Vacca and Vallone listened sympathetically to hours of testimony from those whose lives were forever altered by traffic crashes, and whose misery was often compounded by an inept and indifferent NYPD. Council members learned that the department has just 19 officers assigned to its Accident Investigation Squad, and that no one else on the force has the authority to charge a motorist with careless driving, much less a serious crime, unless the officer witnesses a violation.

“There will be laws arising out of this,” said Vallone, who grilled NYPD brass alongside Jessica Lappin, Gale Brewer, Dan Garodnick, Steve Levin, Letitia James, Brad Lander, Dan Halloran, and Vincent Ignizio.

Five months later, council members introduced the Crash Investigation Reform Act. Among its provisions was the formation of a multi-agency task force charged with reforming NYPD crash investigation protocols, which allow thousands of serious injuries to go uninvestigated every year, in violation of state law.

Since last July, the Crash Investigation Reform Act has gone nowhere. Vallone has pretty much been a no-show on matters of street safety, while Vacca spent the rest of the year targeting delivery cyclists and working to make it easier for motorists to park.

Speaker Christine Quinn, whose imprimatur is essential to moving legislation through the council, has not taken a position on NYPD crash investigation reforms.

Meanwhile, 15,465 city pedestrians and cyclists were injured in 2012, and 155 were killed, according to NYPD. About 1 percent of those crashes were investigated by police.

“Over the last year, over 280 New Yorkers died in traffic,” said Paul Steely White, executive director of Transportation Alternatives, in a statement issued today. “How many of those deaths could have been averted if only the NYPD had listened to the voices pleading for reform?
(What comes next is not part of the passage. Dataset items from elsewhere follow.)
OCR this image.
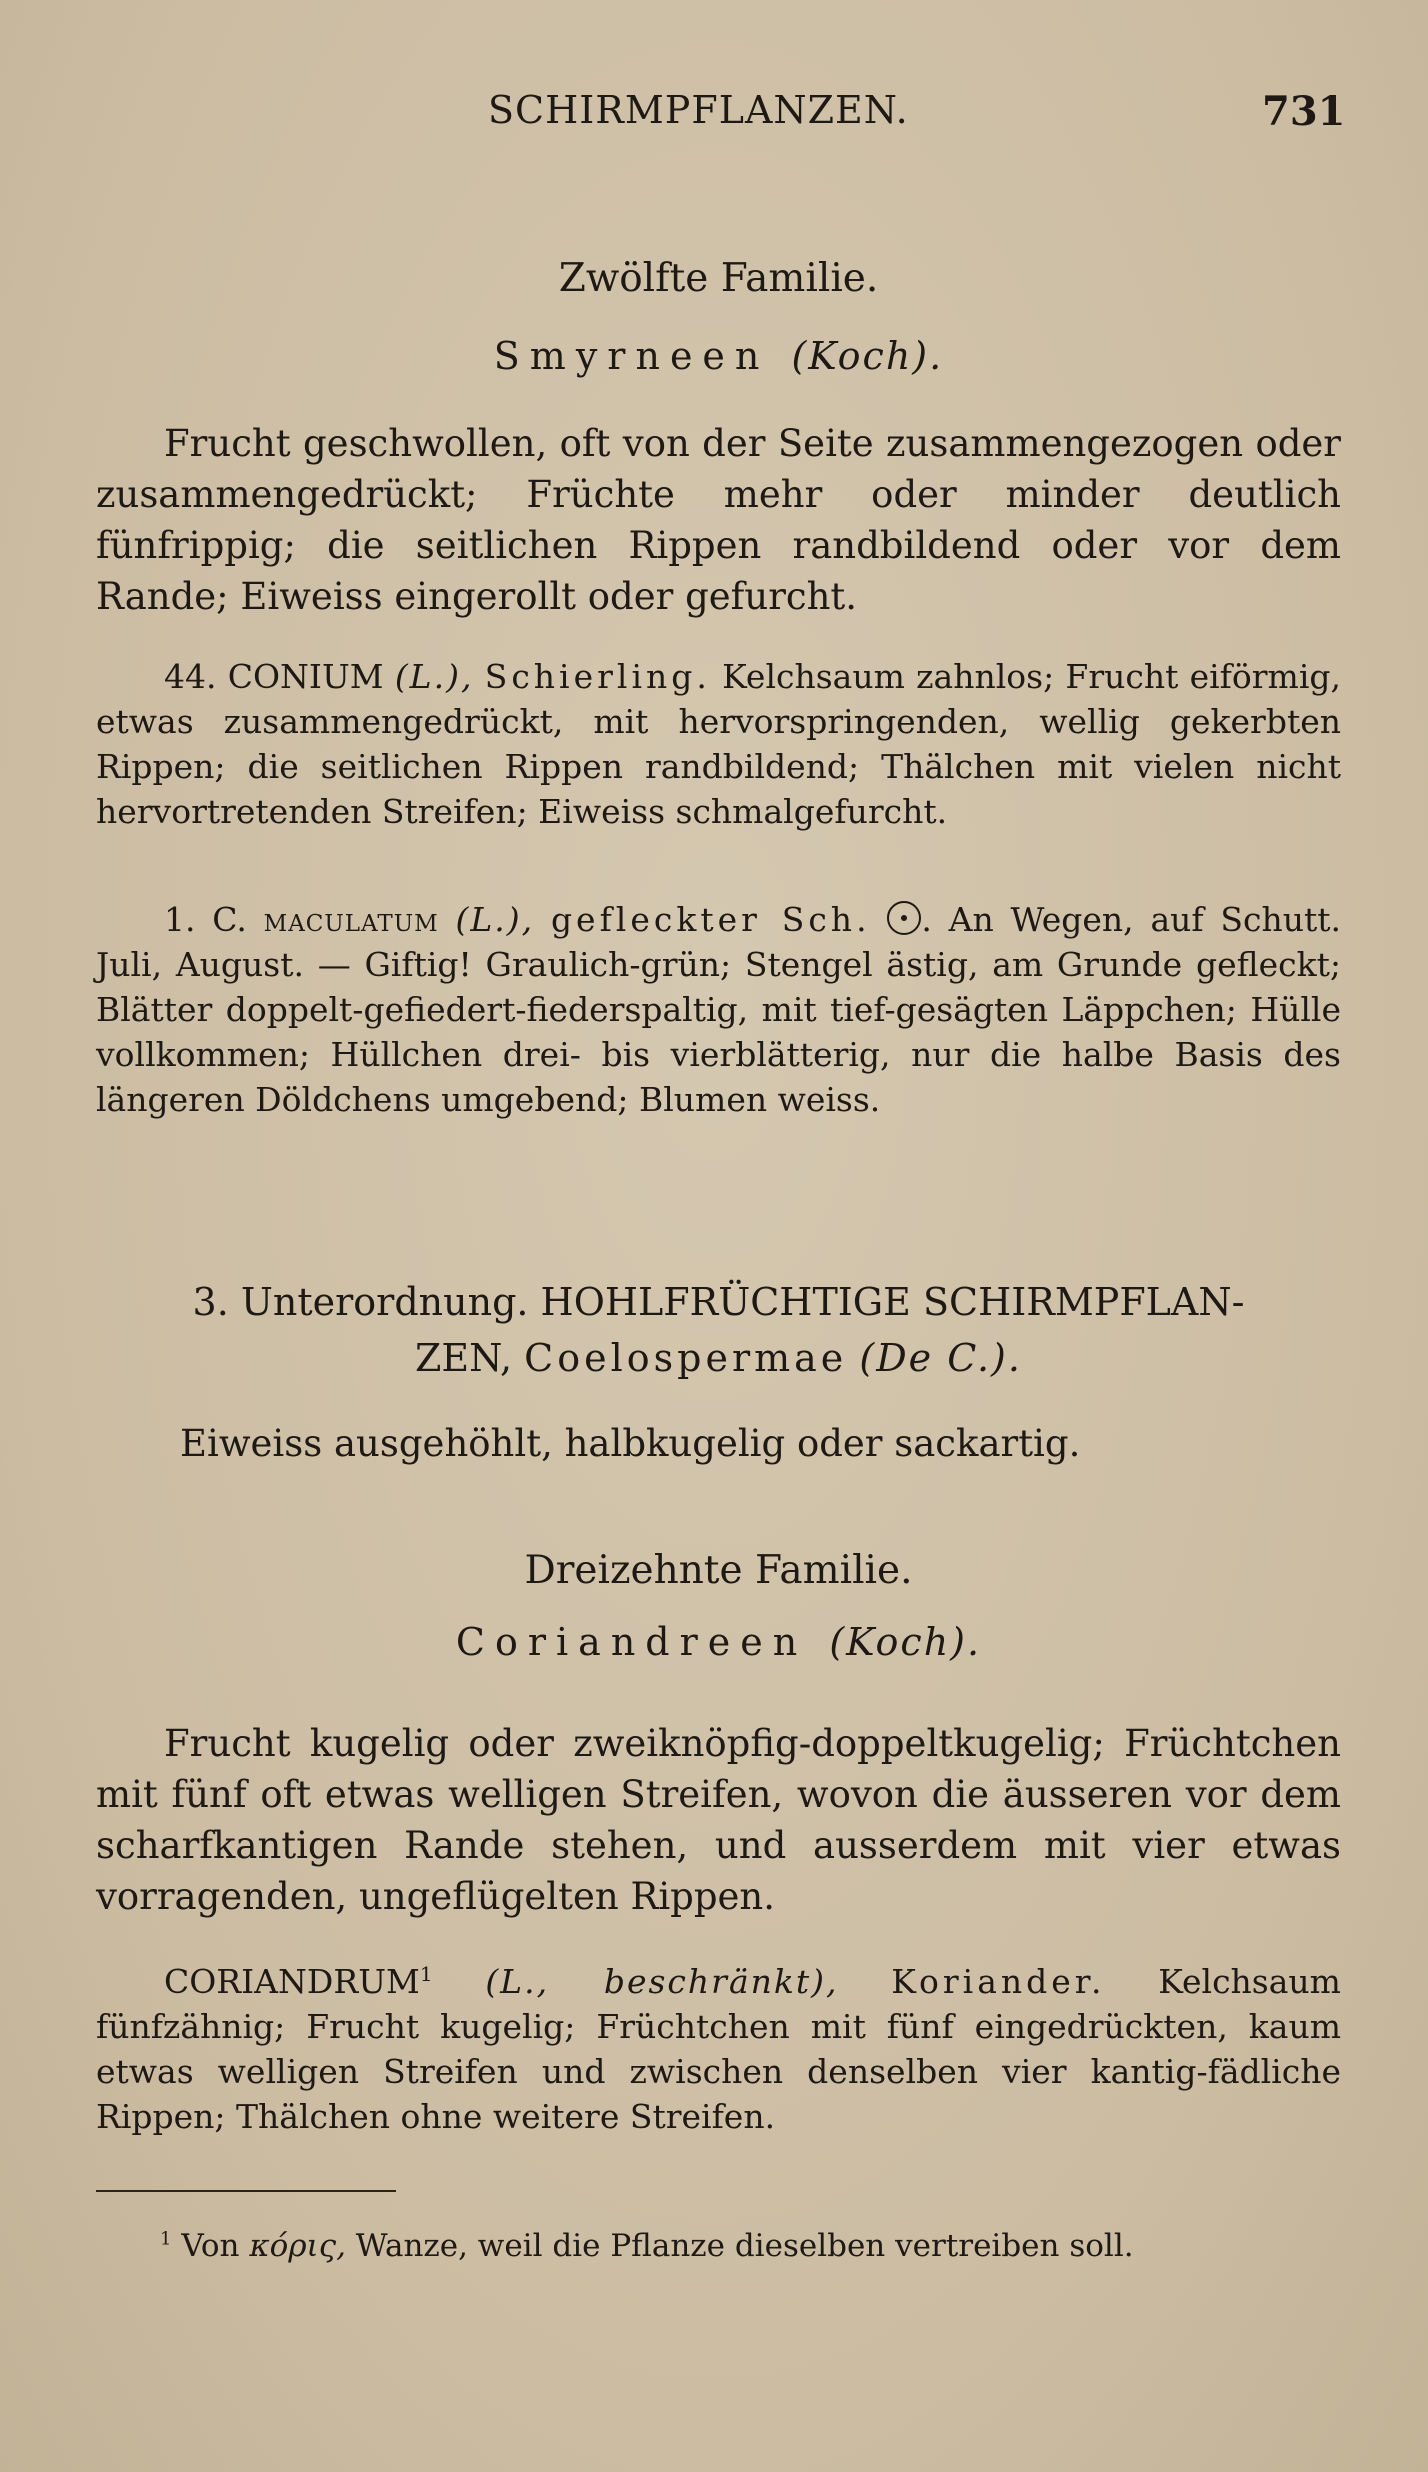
SCHIRMPFLANZEN.	731
Zwölfte Familie.
Smyrneen (Koch).
Frucht geschwollen, oft von der Seite zusammengezogen oder zusammengedrückt; Früchte mehr oder minder deutlich fünfrippig; die seitlichen Rippen randbildend oder vor dem Rande; Eiweiss eingerollt oder gefurcht.
44. CONIUM (L.), Schierling. Kelchsaum zahnlos; Frucht eiförmig, etwas zusammengedrückt, mit hervorspringenden, wellig gekerbten Rippen; die seitlichen Rippen randbildend; Thälchen mit vielen nicht hervortretenden Streifen; Eiweiss schmalgefurcht.
1. C. maculatum (L.), gefleckter Sch. . An Wegen, auf Schutt. Juli, August. — Giftig! Graulich-grün; Stengel ästig, am Grunde gefleckt; Blätter doppelt-gefiedert-fiederspaltig, mit tief-gesägten Läppchen; Hülle vollkommen; Hüllchen drei- bis vierblätterig, nur die halbe Basis des längeren Döldchens umgebend; Blumen weiss.
3. Unterordnung. HOHLFRÜCHTIGE SCHIRMPFLAN-
ZEN, Coelospermae (De C.).
Eiweiss ausgehöhlt, halbkugelig oder sackartig.
Dreizehnte Familie.
Coriandreen (Koch).
Frucht kugelig oder zweiknöpfig-doppeltkugelig; Früchtchen mit fünf oft etwas welligen Streifen, wovon die äusseren vor dem scharfkantigen Rande stehen, und ausserdem mit vier etwas vorragenden, ungeflügelten Rippen.
CORIANDRUM$^1$ (L., beschränkt), Koriander. Kelchsaum fünfzähnig; Frucht kugelig; Früchtchen mit fünf eingedrückten, kaum etwas welligen Streifen und zwischen denselben vier kantig-fädliche Rippen; Thälchen ohne weitere Streifen.
$^1$ Von κόρις, Wanze, weil die Pflanze dieselben vertreiben soll.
If the tear-stricken faces of victims’ families failed to move them, if the outraged questions of council members failed to move them, will that tragic number perhaps finally move Ray Kelly’s police department to make the commonsense reforms necessary to bring the ongoing plague of lethal and lawless driving under control?”

We’ll have more on the one-year anniversary of the City Council traffic safety hearing in upcoming posts.

  • Eric McClure

    Shame on those who are in a position to actually do something to prevent traffic deaths and serious injuries, and have done nothing. Shame on you.

  • Morris Zapp

    It’s simple, really. Quinn wants to be mayor and so can’t risk any serious criticism of Ray Kelly, who, like Quinn herself, is a flesh eating lizard from outer space.
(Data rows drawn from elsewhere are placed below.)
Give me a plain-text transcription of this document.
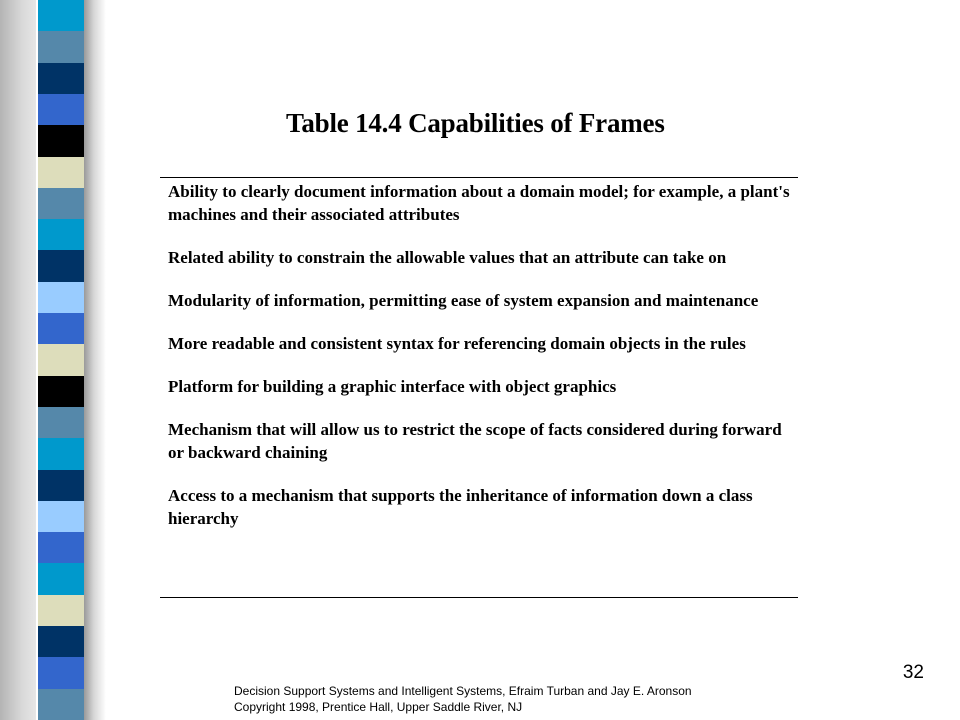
Table 14.4 Capabilities of Frames
Ability to clearly document information about a domain model; for example, a plant's machines and their associated attributes
Related ability to constrain the allowable values that an attribute can take on
Modularity of information, permitting ease of system expansion and maintenance
More readable and consistent syntax for referencing domain objects in the rules
Platform for building a graphic interface with object graphics
Mechanism that will allow us to restrict the scope of facts considered during forward or backward chaining
Access to a mechanism that supports the inheritance of information down a class hierarchy
32
Decision Support Systems and Intelligent Systems, Efraim Turban and Jay E. Aronson
Copyright 1998, Prentice Hall, Upper Saddle River, NJ
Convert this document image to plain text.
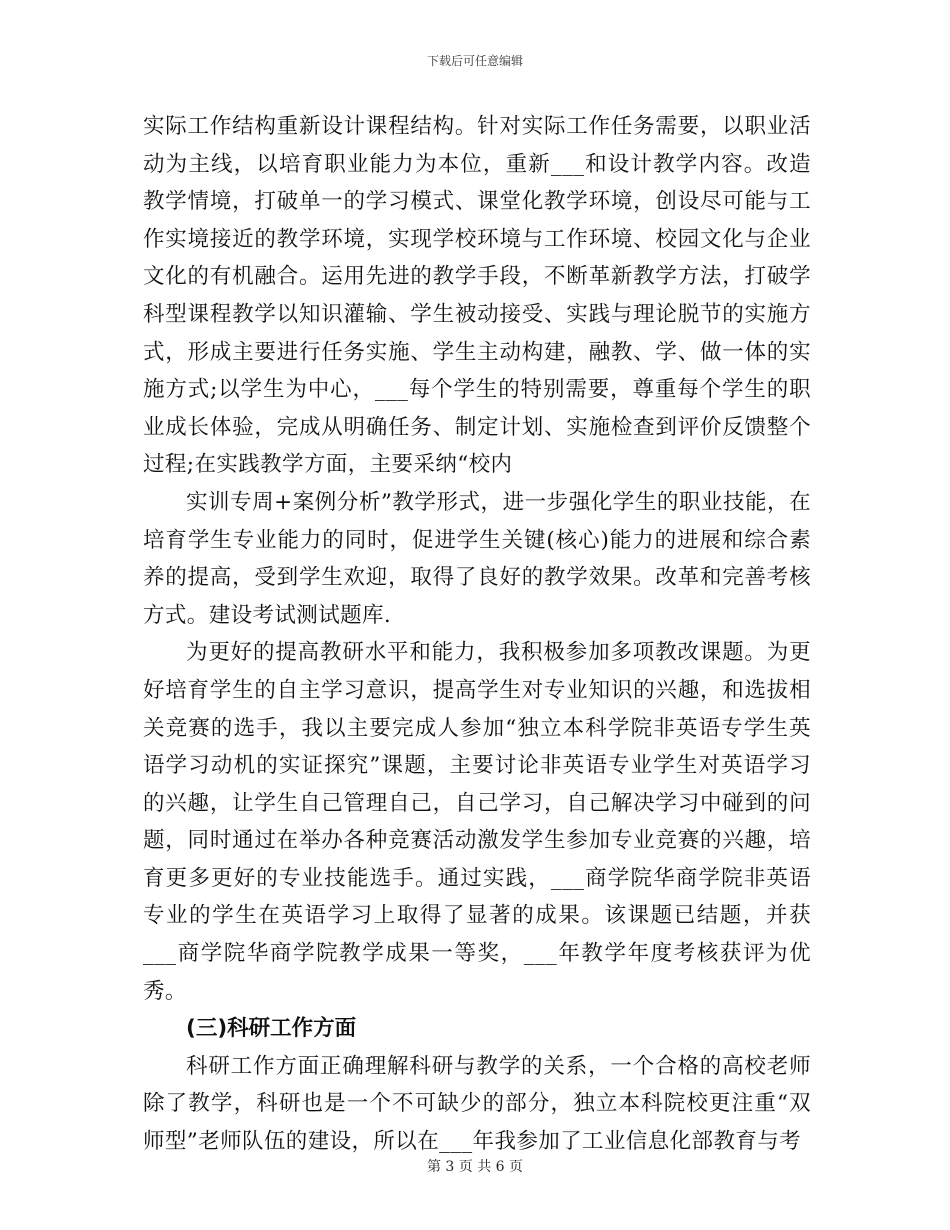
下载后可任意编辑

实际工作结构重新设计课程结构。针对实际工作任务需要，以职业活动为主线，以培育职业能力为本位，重新___和设计教学内容。改造教学情境，打破单一的学习模式、课堂化教学环境，创设尽可能与工作实境接近的教学环境，实现学校环境与工作环境、校园文化与企业文化的有机融合。运用先进的教学手段，不断革新教学方法，打破学科型课程教学以知识灌输、学生被动接受、实践与理论脱节的实施方式，形成主要进行任务实施、学生主动构建，融教、学、做一体的实施方式;以学生为中心，___每个学生的特别需要，尊重每个学生的职业成长体验，完成从明确任务、制定计划、实施检查到评价反馈整个过程;在实践教学方面，主要采纳“校内

实训专周+案例分析”教学形式，进一步强化学生的职业技能，在培育学生专业能力的同时，促进学生关键(核心)能力的进展和综合素养的提高，受到学生欢迎，取得了良好的教学效果。改革和完善考核方式。建设考试测试题库.

为更好的提高教研水平和能力，我积极参加多项教改课题。为更好培育学生的自主学习意识，提高学生对专业知识的兴趣，和选拔相关竞赛的选手，我以主要完成人参加“独立本科学院非英语专学生英语学习动机的实证探究”课题，主要讨论非英语专业学生对英语学习的兴趣，让学生自己管理自己，自己学习，自己解决学习中碰到的问题，同时通过在举办各种竞赛活动激发学生参加专业竞赛的兴趣，培育更多更好的专业技能选手。通过实践，___商学院华商学院非英语专业的学生在英语学习上取得了显著的成果。该课题已结题，并获___商学院华商学院教学成果一等奖，___年教学年度考核获评为优秀。

(三)科研工作方面

科研工作方面正确理解科研与教学的关系，一个合格的高校老师除了教学，科研也是一个不可缺少的部分，独立本科院校更注重“双师型”老师队伍的建设，所以在___年我参加了工业信息化部教育与考

第 3 页 共 6 页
    That this cold-blooded political calculus necessitates the destruction of thousands of lives is of no consequence to Chris Quinn (see: flesh eating lizard from outer space).

  • Alex C

    I find it both sad and funny that in a city where public transit is the main mode of commuting, our politicians are fighting over who supports SUV-driving road ragers more.
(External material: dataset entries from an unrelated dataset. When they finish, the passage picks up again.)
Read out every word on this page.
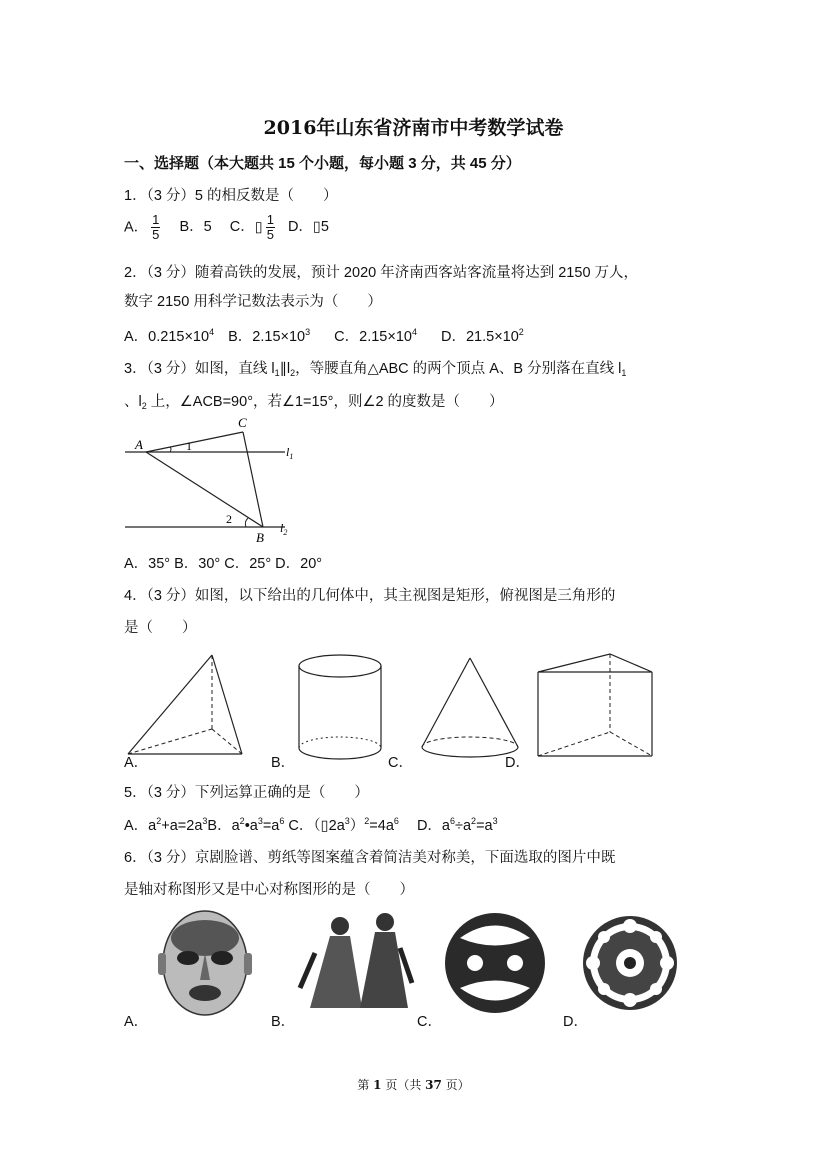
2016年山东省济南市中考数学试卷
一、选择题（本大题共 15 个小题，每小题 3 分，共 45 分）
1．（3 分）5 的相反数是（　　）
A． $\frac{1}{5}$ B．5 C．▯ $\frac{1}{5}$ D．▯5
2．（3 分）随着高铁的发展，预计 2020 年济南西客站客流量将达到 2150 万人，
数字 2150 用科学记数法表示为（　　）
A．$0.215\times 10^4$ B．$2.15\times 10^3$ C．$2.15\times 10^4$ D．$21.5\times 10^2$
3．（3 分）如图，直线 $l_1\parallel l_2$，等腰直角△ABC 的两个顶点 A、B 分别落在直线 $l_1$
、$l_2$ 上，∠ACB=90°，若∠1=15°，则∠2 的度数是（　　）
A
C
B
1
2
$l_1$
$l_2$
A．35° B．30° C．25° D．20°
4．（3 分）如图，以下给出的几何体中，其主视图是矩形，俯视图是三角形的
是（　　）
A．	B．	C．	D．
5．（3 分）下列运算正确的是（　　）
A．$a^2+a=2a^3B$．$a^2•a^3=a^6$ C．$(▯2a^3)^2=4a^6$ D．$a^6\div a^2=a^3$
6．（3 分）京剧脸谱、剪纸等图案蕴含着简洁美对称美，下面选取的图片中既
是轴对称图形又是中心对称图形的是（　　）
A．	B．	C．	D．
第 1 页（共 37 页）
  • @eccfe854e12a08a0548f0744d7ddcee4:disqus wrote:

    > Quinn wants to be mayor and so can’t risk any serious criticism of Ray Kelly, who, like Quinn herself, is a flesh eating lizard from outer space.
    Is this conventional wisdom really true? Couldn’t we put it to the test? These guys are all looking for something to distinguish themselves from Quinn—what if we tried to rake her candidacy over the coals for failing to do anything or to speak up? Won’t be long before we see some changing tunes (see DeBlasio after his visit to NKD), these people need votes and they need people who will get out there and help. Me? I’ll help the first one to help the candidate that takes a strong stance on safe streets, especially the candidate that goes on record as willing to do something about this. Until then, no way, I won’t lift a finger for any of them. 

  • And by “rake” I mean we encourage people we know not to support her, loudly, vocally, and often.

  • Who investigates city police corruption? Isn’t that the job of the State Police? 

  • Every day I see and hear from my clients about the toll that reckless drivers have taken on their lives.  It makes me sick, after seeing all the posturing by the politicians with the victim’s families, that there has been exactly zero follow-through.